# What shoes can be resoled?



## JMGB (Jan 5, 2014)

Hi, I've been upgrading/building my shoe wardrobe recently, and loving it. I've got some leather soles, and some rubber soles (for business casual, and crappy Toronto winter).

My questions is: how can you tell if a shoe can be resoled? Does it have to have a goodyear welt to be resoled?

Thanks!


----------



## Flanderian (Apr 30, 2008)

JMGB said:


> Hi, I've been upgrading/building my shoe wardrobe recently, and loving it. I've got some leather soles, and some rubber soles (for business casual, and crappy Toronto winter).
> 
> My questions is: how can you tell if a shoe can be resoled? Does it have to have a goodyear welt to be resoled?
> 
> Thanks!


Sorry, I don't have firm details for you, but I do know that in addition Goodyear, properly made Blake and perhaps Blake Rapid constructed shoes can also be resoled. I can usually tell if a shoe has a Goodyear welt simply by examining the attachment for the sole to the mid-sole. It should have a strip of leather that runs the circumference of the shoe, and you will see the point where it joins.

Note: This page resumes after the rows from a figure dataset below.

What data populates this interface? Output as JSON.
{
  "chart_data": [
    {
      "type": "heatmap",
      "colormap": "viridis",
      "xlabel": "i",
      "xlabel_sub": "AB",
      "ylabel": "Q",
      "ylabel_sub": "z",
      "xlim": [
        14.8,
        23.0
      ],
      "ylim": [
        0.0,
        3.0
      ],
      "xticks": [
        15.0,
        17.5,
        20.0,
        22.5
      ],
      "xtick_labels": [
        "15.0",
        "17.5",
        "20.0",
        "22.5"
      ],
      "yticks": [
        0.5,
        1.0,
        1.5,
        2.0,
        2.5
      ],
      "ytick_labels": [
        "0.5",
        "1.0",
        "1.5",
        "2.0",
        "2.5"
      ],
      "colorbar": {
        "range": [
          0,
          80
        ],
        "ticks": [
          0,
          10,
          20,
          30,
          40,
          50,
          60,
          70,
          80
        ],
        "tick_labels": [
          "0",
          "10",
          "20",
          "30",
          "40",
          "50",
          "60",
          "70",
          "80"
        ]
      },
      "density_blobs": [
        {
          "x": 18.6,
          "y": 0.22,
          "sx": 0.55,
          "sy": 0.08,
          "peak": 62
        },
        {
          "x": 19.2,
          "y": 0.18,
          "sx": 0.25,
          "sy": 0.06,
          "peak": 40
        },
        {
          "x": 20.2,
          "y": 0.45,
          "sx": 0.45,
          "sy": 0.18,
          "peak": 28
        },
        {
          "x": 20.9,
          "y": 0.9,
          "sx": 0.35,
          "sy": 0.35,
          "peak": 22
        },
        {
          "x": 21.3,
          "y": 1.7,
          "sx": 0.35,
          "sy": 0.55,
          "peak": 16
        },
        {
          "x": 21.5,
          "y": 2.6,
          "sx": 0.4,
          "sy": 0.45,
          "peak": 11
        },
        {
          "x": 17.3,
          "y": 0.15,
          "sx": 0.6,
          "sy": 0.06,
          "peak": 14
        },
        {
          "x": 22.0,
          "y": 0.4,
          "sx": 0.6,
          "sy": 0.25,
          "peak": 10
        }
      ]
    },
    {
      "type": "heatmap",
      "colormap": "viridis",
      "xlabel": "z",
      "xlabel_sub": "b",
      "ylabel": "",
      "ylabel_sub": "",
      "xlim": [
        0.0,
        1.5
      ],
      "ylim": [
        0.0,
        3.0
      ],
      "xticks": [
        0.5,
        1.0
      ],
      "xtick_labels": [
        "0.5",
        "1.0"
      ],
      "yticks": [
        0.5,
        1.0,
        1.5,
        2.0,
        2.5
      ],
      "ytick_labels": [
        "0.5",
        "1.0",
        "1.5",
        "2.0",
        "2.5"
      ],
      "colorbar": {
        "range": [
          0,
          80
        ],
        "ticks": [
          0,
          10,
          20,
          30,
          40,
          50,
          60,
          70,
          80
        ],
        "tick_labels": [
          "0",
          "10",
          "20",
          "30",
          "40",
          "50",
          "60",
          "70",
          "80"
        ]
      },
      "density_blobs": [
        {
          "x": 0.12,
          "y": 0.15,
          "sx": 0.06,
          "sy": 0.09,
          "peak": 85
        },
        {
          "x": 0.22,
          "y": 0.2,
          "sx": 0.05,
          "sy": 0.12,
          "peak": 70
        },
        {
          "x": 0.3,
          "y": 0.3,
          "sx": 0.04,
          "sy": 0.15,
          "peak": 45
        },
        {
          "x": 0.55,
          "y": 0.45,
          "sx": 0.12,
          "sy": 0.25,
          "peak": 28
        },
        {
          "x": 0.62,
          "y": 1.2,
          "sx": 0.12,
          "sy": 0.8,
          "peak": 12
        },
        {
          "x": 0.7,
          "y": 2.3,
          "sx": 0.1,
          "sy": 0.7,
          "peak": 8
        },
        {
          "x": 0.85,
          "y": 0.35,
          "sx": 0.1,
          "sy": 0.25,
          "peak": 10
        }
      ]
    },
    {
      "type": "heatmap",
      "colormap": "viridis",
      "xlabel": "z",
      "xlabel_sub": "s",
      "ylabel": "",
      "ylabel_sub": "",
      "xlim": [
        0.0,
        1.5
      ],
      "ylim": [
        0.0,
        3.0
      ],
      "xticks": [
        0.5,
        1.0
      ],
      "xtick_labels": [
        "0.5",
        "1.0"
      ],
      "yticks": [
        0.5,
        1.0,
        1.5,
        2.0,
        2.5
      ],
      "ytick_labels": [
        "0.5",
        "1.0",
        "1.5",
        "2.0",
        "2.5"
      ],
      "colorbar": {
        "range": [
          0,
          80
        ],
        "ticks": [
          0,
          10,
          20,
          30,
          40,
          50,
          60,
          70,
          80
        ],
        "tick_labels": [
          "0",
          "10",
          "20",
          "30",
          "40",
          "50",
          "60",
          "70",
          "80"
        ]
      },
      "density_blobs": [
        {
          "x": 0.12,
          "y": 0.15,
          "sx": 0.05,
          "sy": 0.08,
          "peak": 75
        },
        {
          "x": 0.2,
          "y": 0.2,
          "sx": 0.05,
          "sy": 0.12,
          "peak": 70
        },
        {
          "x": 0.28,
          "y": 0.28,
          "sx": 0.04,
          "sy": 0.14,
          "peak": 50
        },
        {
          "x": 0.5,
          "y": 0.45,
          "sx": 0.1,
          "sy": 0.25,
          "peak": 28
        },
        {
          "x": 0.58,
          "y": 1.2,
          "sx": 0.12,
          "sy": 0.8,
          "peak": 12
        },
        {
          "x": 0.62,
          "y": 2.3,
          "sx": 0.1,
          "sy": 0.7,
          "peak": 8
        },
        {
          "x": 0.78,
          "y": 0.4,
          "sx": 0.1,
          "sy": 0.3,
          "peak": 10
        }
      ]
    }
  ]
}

And I also know from first hand experience that if you have decent shoes that can be resoled, that it is worth paying what you need to so that you have a top quality cobbler do the work. And always get full soles rather than half soles. They will look much better and last longer.

Many here have used a NY based cobbler, B. Nelson to do the work, and all seem to have been very pleased by the results. The owner, Nick V, is an AAAC member.


----------



## Spex (Nov 25, 2012)

If you are downtown at any point you could pose this questions to Novelty Shoe Repair (119 Yonge, just N of Adelaide). I'm sure they'd be happy to help. They also have a list in their window of shoe brands they resole, but I wouldn't consider the list exhaustive (there are other goodyear welted brands not listed) nor would all of the shoes for the brands listed be goodyear welted (for example some Cole Haans). Bring in a pair or two and ask the question. Don't be afraid to ask the experts!


----------



## JMGB (Jan 5, 2014)

Cool, thanks man! Been looking for a serious cobbler downtown!


----------



## cdavant (Aug 28, 2005)

Almost anything can be resoled. Consider cost/benefit. I've sent several AE leathers to B. Nelson for vibrams since I've an aversion to planting my posterior on slippery surfaces. A Topy can help a lot, but if the heels are gone anyway it's easier to do it all. If you have an investment in your footwear new soles and heels can add a lot. If you need leather, go with leather. If you'll be wearing them in ice, snow, slush resole with synthetic and invest the modest savings in a new pair.


----------



## Spex (Nov 25, 2012)

cdavant said:


> If you need leather, go with leather.


Is there a case where one would "need" leather?


----------



## cdavant (Aug 28, 2005)

Leather soles are seen as dressier or more formal. You might not "need" leather, but vibrams might look a bit out of place opening night at the symphony or a business meeting.


----------